Economic Week: Sovereign Fund Enters Final Phase, EU Prepares Mozambique’s Removal from High-Risk List, and Public Debt to Be Restructured with External Support

The week was marked by three developments with direct impact on Mozambique’s financial credibility and macroeconomic outlook: decisive progress in operationalizing the Sovereign Fund, the European Union’s announcement that Mozambique will be removed from the high-risk financial crime list, and the hiring of an international consultancy to support public debt restructuring.

The government announced that it has completed the critical phase for the effective launch of Mozambique’s Sovereign Fund, created in 2023 to ensure prudent and transparent management of revenues from natural gas exploitation.
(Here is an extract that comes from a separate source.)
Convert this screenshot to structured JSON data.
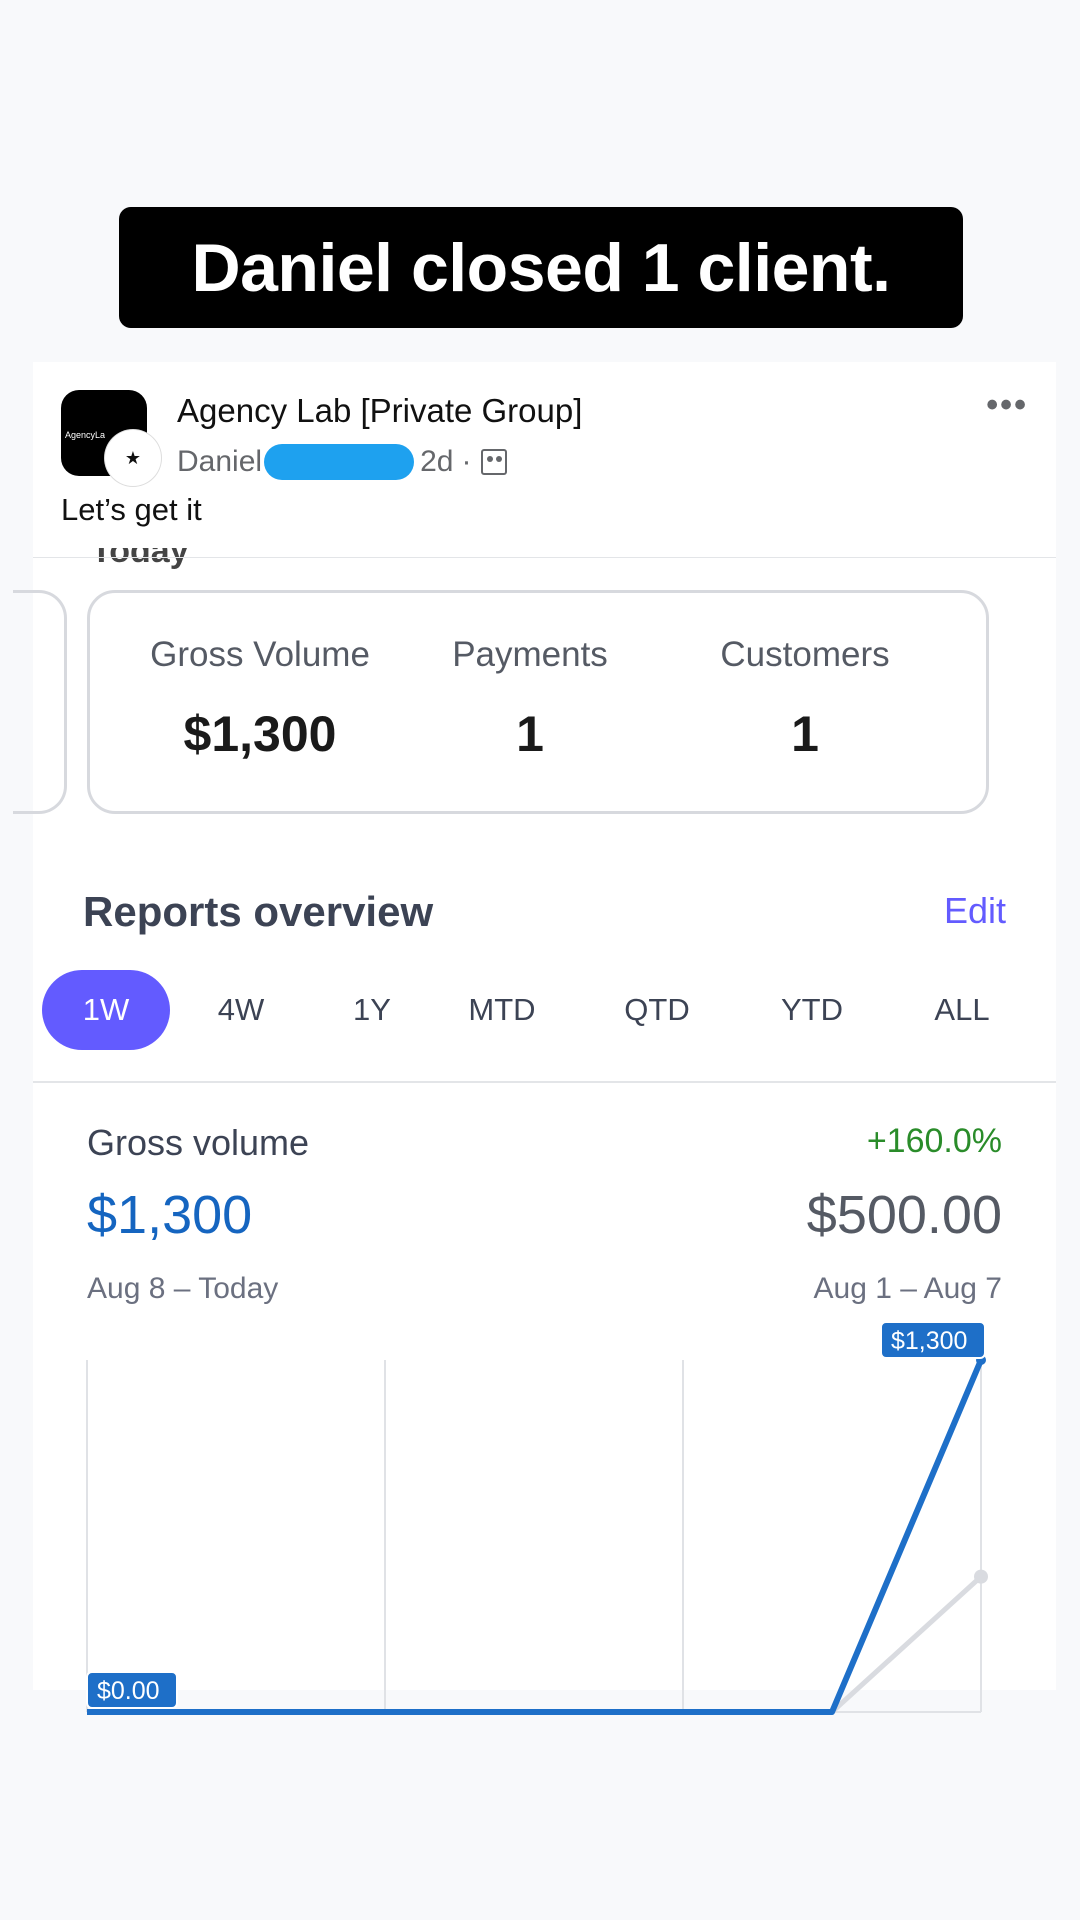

According to Finance Minister Carla Louveira, all legal and operational instruments are finalized, and now only the management agreement between the Treasury and the Bank of Mozambique is awaited, expected in the coming weeks. This step will allow the capitalization of the Fund, which had a transitory account balance of 13.4 billion meticais (USD 204.5 million) as of 23 October. The Sovereign Fund will receive 40% of gas fiscal revenues, while the remaining 60% will go to the State Budget. The minister emphasized that the main goal of the mechanism is to ensure macroeconomic stability, intergenerational responsibility, and good governance in the use of natural resources.

The operationalization of the Fund comes in the context of three megaprojects in the Rovuma Basin, with active production from the Coral Sul unit and progress on the Afungi peninsula.

On the external front, the European Union confirmed that Mozambique will soon be removed from its list of high-risk countries for money laundering, following the formal exit from the “grey list” of the Financial Action Task Force (FATF). This decision was received as recognition of the work carried out by Mozambican institutions over the past three years, particularly in fully implementing the FATF action plan. In a statement issued in Maputo, the EU delegation highlighted the role of national institutions and technical partners, such as the United Nations Office on Drugs and Crime, which supported actions in justice, real estate regulation, gambling, and counter-terrorism financing. European Ambassador to Mozambique Antonino Maggiore noted that the country demonstrated strong commitment to strengthening its financial and legal system, serving as a positive example in the region.

Meanwhile, in response to increasing pressure on public accounts, the government hired the US consultancy Alvarez & Marsal to provide technical support for public debt restructuring and the development of a new Debt Strategy for 2026–2029. This measure, approved by a Cabinet resolution, aims to ensure greater fiscal sustainability and curb the rapid growth of debt, currently estimated at USD 14.4 billion.

The Governor of the Bank of Mozambique, Rogério Zandamela, had already warned about the risks of the debt trajectory, emphasizing that its continuous increase could compromise economic growth. Authorities hope that this technical support will help rebalance fiscal accounts without neglecting the investments necessary to sustain the economic recovery.

On the economic front, the appreciation of Mozambican Eurobonds reflected the immediate impact of TotalEnergies’ decision to resume the liquefied natural gas project in Area 1, Cabo Delgado, after the force majeure clause in effect since 2021 was lifted. The move was interpreted by markets as a sign of confidence in improved security conditions, where Mozambican and Rwandan forces have reinforced their presence.

The project, with a capacity of 13 million tons of gas per year, is considered strategic for balance of payments stability and public accounts sustainability, with potential to generate substantial fiscal revenues in the coming years. This resumption strengthens Mozambique’s positioning as a key player in the global energy market.